Twenty-three years ago, I walked off a stage with a master’s degree and into an economy that was rewriting itself.
Roles that had barely existed before suddenly roared into life: interactive designer or information architect. As a young consultant doing change management, I taught people how to use new technology and redefine their jobs around it. Though some jobs were eliminated.
During that time, curious leaders hired curious people because curiosity was the only credential that kept up with the pace of change.
This year, my cousin turns 23, the same age I was when I walked off that stage. He graduated last year and luckily started his first job this spring. Many in his graduating class are still looking.

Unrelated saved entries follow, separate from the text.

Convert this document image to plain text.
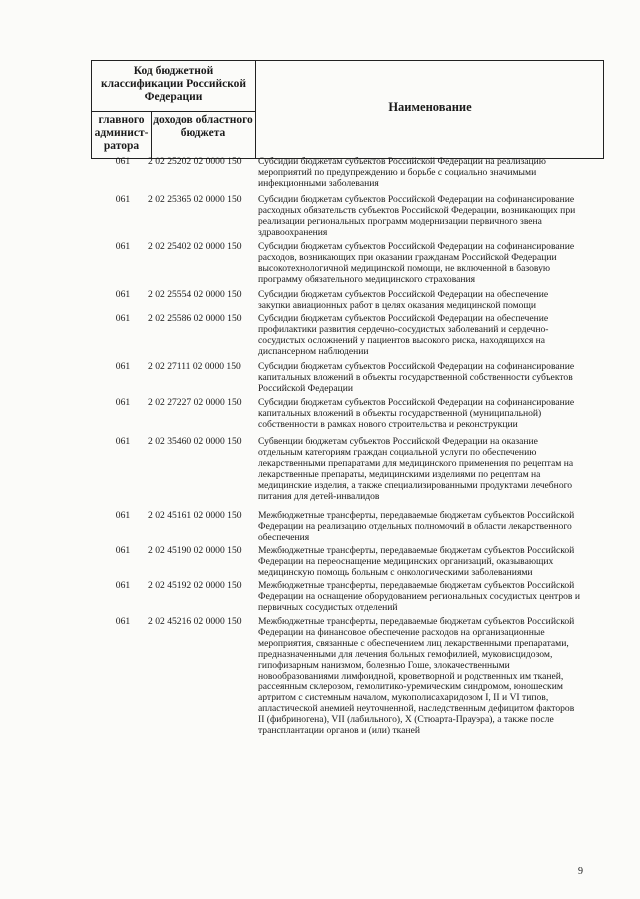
Код бюджетной классификации Российской Федерации
главного админист-ратора
доходов областного бюджета
Наименование
061	2 02 25202 02 0000 150	Субсидии бюджетам субъектов Российской Федерации на реализацию
мероприятий по предупреждению и борьбе с социально значимыми
инфекционными заболевания
061	2 02 25365 02 0000 150	Субсидии бюджетам субъектов Российской Федерации на софинансирование
расходных обязательств субъектов Российской Федерации, возникающих при
реализации региональных программ модернизации первичного звена
здравоохранения
061	2 02 25402 02 0000 150	Субсидии бюджетам субъектов Российской Федерации на софинансирование
расходов, возникающих при оказании гражданам Российской Федерации
высокотехнологичной медицинской помощи, не включенной в базовую
программу обязательного медицинского страхования
061	2 02 25554 02 0000 150	Субсидии бюджетам субъектов Российской Федерации на обеспечение
закупки авиационных работ в целях оказания медицинской помощи
061	2 02 25586 02 0000 150	Субсидии бюджетам субъектов Российской Федерации на обеспечение
профилактики развития сердечно-сосудистых заболеваний и сердечно-
сосудистых осложнений у пациентов высокого риска, находящихся на
диспансерном наблюдении
061	2 02 27111 02 0000 150	Субсидии бюджетам субъектов Российской Федерации на софинансирование
капитальных вложений в объекты государственной собственности субъектов
Российской Федерации
061	2 02 27227 02 0000 150	Субсидии бюджетам субъектов Российской Федерации на софинансирование
капитальных вложений в объекты государственной (муниципальной)
собственности в рамках нового строительства и реконструкции
061	2 02 35460 02 0000 150	Субвенции бюджетам субъектов Российской Федерации на оказание
отдельным категориям граждан социальной услуги по обеспечению
лекарственными препаратами для медицинского применения по рецептам на
лекарственные препараты, медицинскими изделиями по рецептам на
медицинские изделия, а также специализированными продуктами лечебного
питания для детей-инвалидов
061	2 02 45161 02 0000 150	Межбюджетные трансферты, передаваемые бюджетам субъектов Российской
Федерации на реализацию отдельных полномочий в области лекарственного
обеспечения
061	2 02 45190 02 0000 150	Межбюджетные трансферты, передаваемые бюджетам субъектов Российской
Федерации на переоснащение медицинских организаций, оказывающих
медицинскую помощь больным с онкологическими заболеваниями
061	2 02 45192 02 0000 150	Межбюджетные трансферты, передаваемые бюджетам субъектов Российской
Федерации на оснащение оборудованием региональных сосудистых центров и
первичных сосудистых отделений
061	2 02 45216 02 0000 150	Межбюджетные трансферты, передаваемые бюджетам субъектов Российской
Федерации на финансовое обеспечение расходов на организационные
мероприятия, связанные с обеспечением лиц лекарственными препаратами,
предназначенными для лечения больных гемофилией, муковисцидозом,
гипофизарным нанизмом, болезнью Гоше, злокачественными
новообразованиями лимфоидной, кроветворной и родственных им тканей,
рассеянным склерозом, гемолитико-уремическим синдромом, юношеским
артритом с системным началом, мукополисахаридозом I, II и VI типов,
апластической анемией неуточненной, наследственным дефицитом факторов
II (фибриногена), VII (лабильного), X (Стюарта-Прауэра), а также после
трансплантации органов и (или) тканей
9
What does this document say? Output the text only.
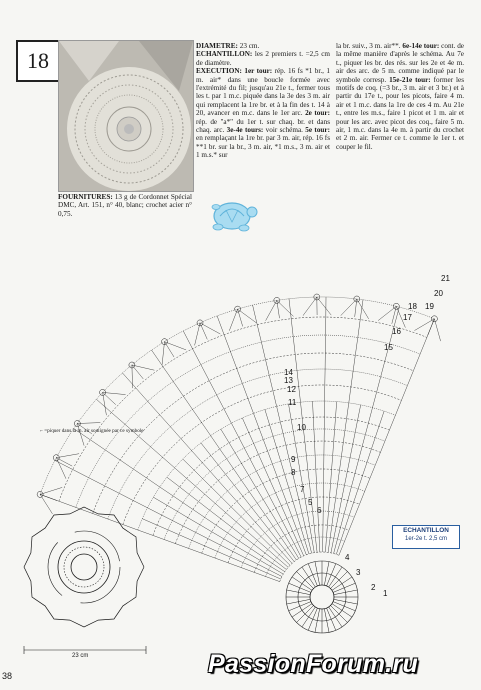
18
DIAMETRE: 23 cm.
ECHANTILLON: les 2 premiers t. =2,5 cm de diamètre.
EXECUTION: 1er tour: rép. 16 fs *1 br., 1 m. air* dans une boucle formée avec l'extrémité du fil; jusqu'au 21e t., fermer tous les t. par 1 m.c. piquée dans la 3e des 3 m. air qui remplacent la 1re br. et à la fin des t. 14 à 20, avancer en m.c. dans le 1er arc. 2e tour: rép. de "a*" du 1er t. sur chaq. br. et dans chaq. arc. 3e-4e tours: voir schéma. 5e tour: en remplaçant la 1re br. par 3 m. air, rép. 16 fs **1 br. sur la br., 3 m. air, *1 m.s., 3 m. air et 1 m.s.* sur
la br. suiv., 3 m. air**. 6e-14e tour: cont. de la même manière d'après le schéma. Au 7e t., piquer les br. des rés. sur les 2e et 4e m. air des arc. de 5 m. comme indiqué par le symbole corresp. 15e-21e tour: former les motifs de coq. (=3 br., 3 m. air et 3 br.) et à partir du 17e t., pour les picots, faire 4 m. air et 1 m.c. dans la 1re de ces 4 m. Au 21e t., entre les m.s., faire 1 picot et 1 m. air et pour les arc. avec picot des coq., faire 5 m. air, 1 m.c. dans la 4e m. à partir du crochet et 2 m. air. Fermer ce t. comme le 1er t. et couper le fil.
FOURNITURES: 13 g de Cordonnet Spécial DMC, Art. 151, n° 40, blanc; crochet acier n° 0,75.
1
2
3
4
5
6
7
8
9
10
11
12
13
14
15
16
17
18 19
20
21
⌐ =piquer dans la m. air soulignée par ce symbole
ECHANTILLON
1er-2e t. 2,5 cm
23 cm
38	PassionForum.ru
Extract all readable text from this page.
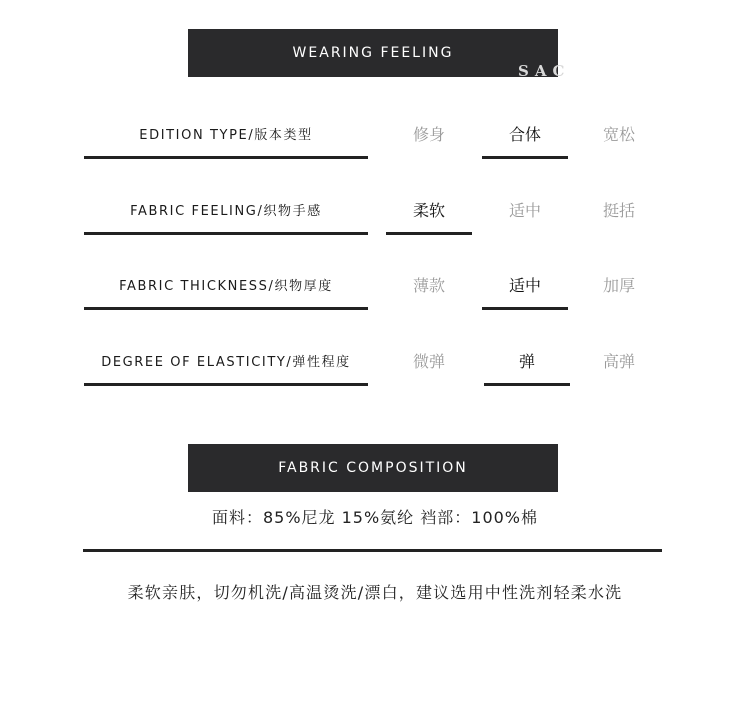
WEARING FEELING
SAC
EDITION TYPE/版本类型	修身	合体	宽松
FABRIC FEELING/织物手感	柔软	适中	挺括
FABRIC THICKNESS/织物厚度	薄款	适中	加厚
DEGREE OF ELASTICITY/弹性程度	微弹	弹	高弹
FABRIC COMPOSITION
面料：85%尼龙 15%氨纶 裆部：100%棉
柔软亲肤，切勿机洗/高温烫洗/漂白，建议选用中性洗剂轻柔水洗
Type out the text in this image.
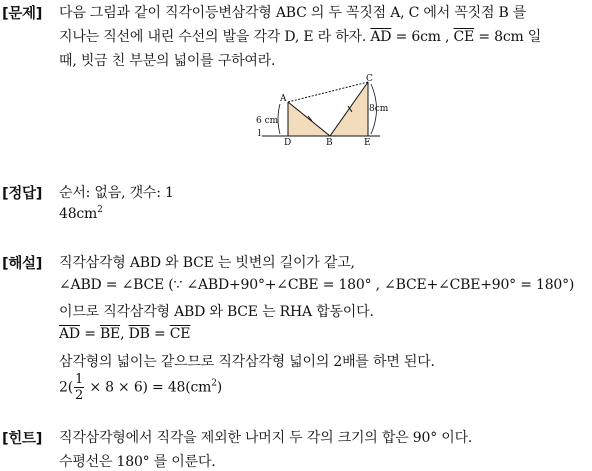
[문제] 다음 그림과 같이 직각이등변삼각형 ABC 의 두 꼭짓점 A, C 에서 꼭짓점 B 를
지나는 직선에 내린 수선의 발을 각각 D, E 라 하자. $\overline{AD} = 6cm$ , $\overline{CE} = 8cm$ 일
때, 빗금 친 부분의 넓이를 구하여라.
A
C
6 cm
8cm
l
D	B	E
[정답] 순서: 없음, 갯수: 1
$48cm^2$
[해설] 직각삼각형 ABD 와 BCE 는 빗변의 길이가 같고,
∠ABD = ∠BCE (∵ ∠ABD+90°+∠CBE = 180° , ∠BCE+∠CBE+90° = 180°)
이므로 직각삼각형 ABD 와 BCE 는 RHA 합동이다.
$\overline{AD} = \overline{BE}$, $\overline{DB} = \overline{CE}$
삼각형의 넓이는 같으므로 직각삼각형 넓이의 2배를 하면 된다.
$2( \frac{1}{2} \times 8 \times 6) = 48(cm^2)$
[힌트] 직각삼각형에서 직각을 제외한 나머지 두 각의 크기의 합은 90° 이다.
수평선은 180° 를 이룬다.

Per U.S. Census Bureau and U.S. Bureau of Labor Statistics, Current Population Survey, the unemployment rate for recent college graduates hit 5.6% in March 2026, well above the 4.3% national rate, and 41.5% of them are underemployed.
The story everyone keeps telling is that AI is taking those jobs, and certainly the boos at three recent commencements when AI was mentioned reinforces how palpable that narrative feels.
But the leaders deciding to cut jobs—cost savings with AI as the rationale—are short sighted. They haven’t yet noticed something important about this graduating class: they’re the most AI-fluent people in the building, and they’re being filtered out before they get to walk in the door.
What’s actually happening
It’s true that AI is automating real work. In my own field, experience research, strategy, and design, clients are already in-housing with AI some of what they used to hire firms like mine to do. Some roles will disappear in moments like this.
But disappearance was never the dominant story. When I helped roll out enterprise tech across back-office finance and operations twenty years ago, whole new categories of work showed up.
Today, the picture is mixed. Littler’s May 2026 Annual Employer Survey of more than 300 U.S. executives found only 37% have reassessed job responsibilities in light of AI’s efficiency gains. Two-thirds haven’t done the redesign work. Twenty percent are reducing or planning to reduce hiring in response to AI, and 15% are doing the same with workforce reductions.
Clearly, meaningful role redesign isn’t happening at scale. The companies getting the moment right are rebuilding their roles around the new technology. Those that aren’t are just cutting headcount and calling it transformation.
But when companies use AI to rationalize headcount cuts without rebuilding what’s left, the cost isn’t that they’re hiring fewer people. Instead, they’re cutting the rung whose practical expertise should feed their AI strategy.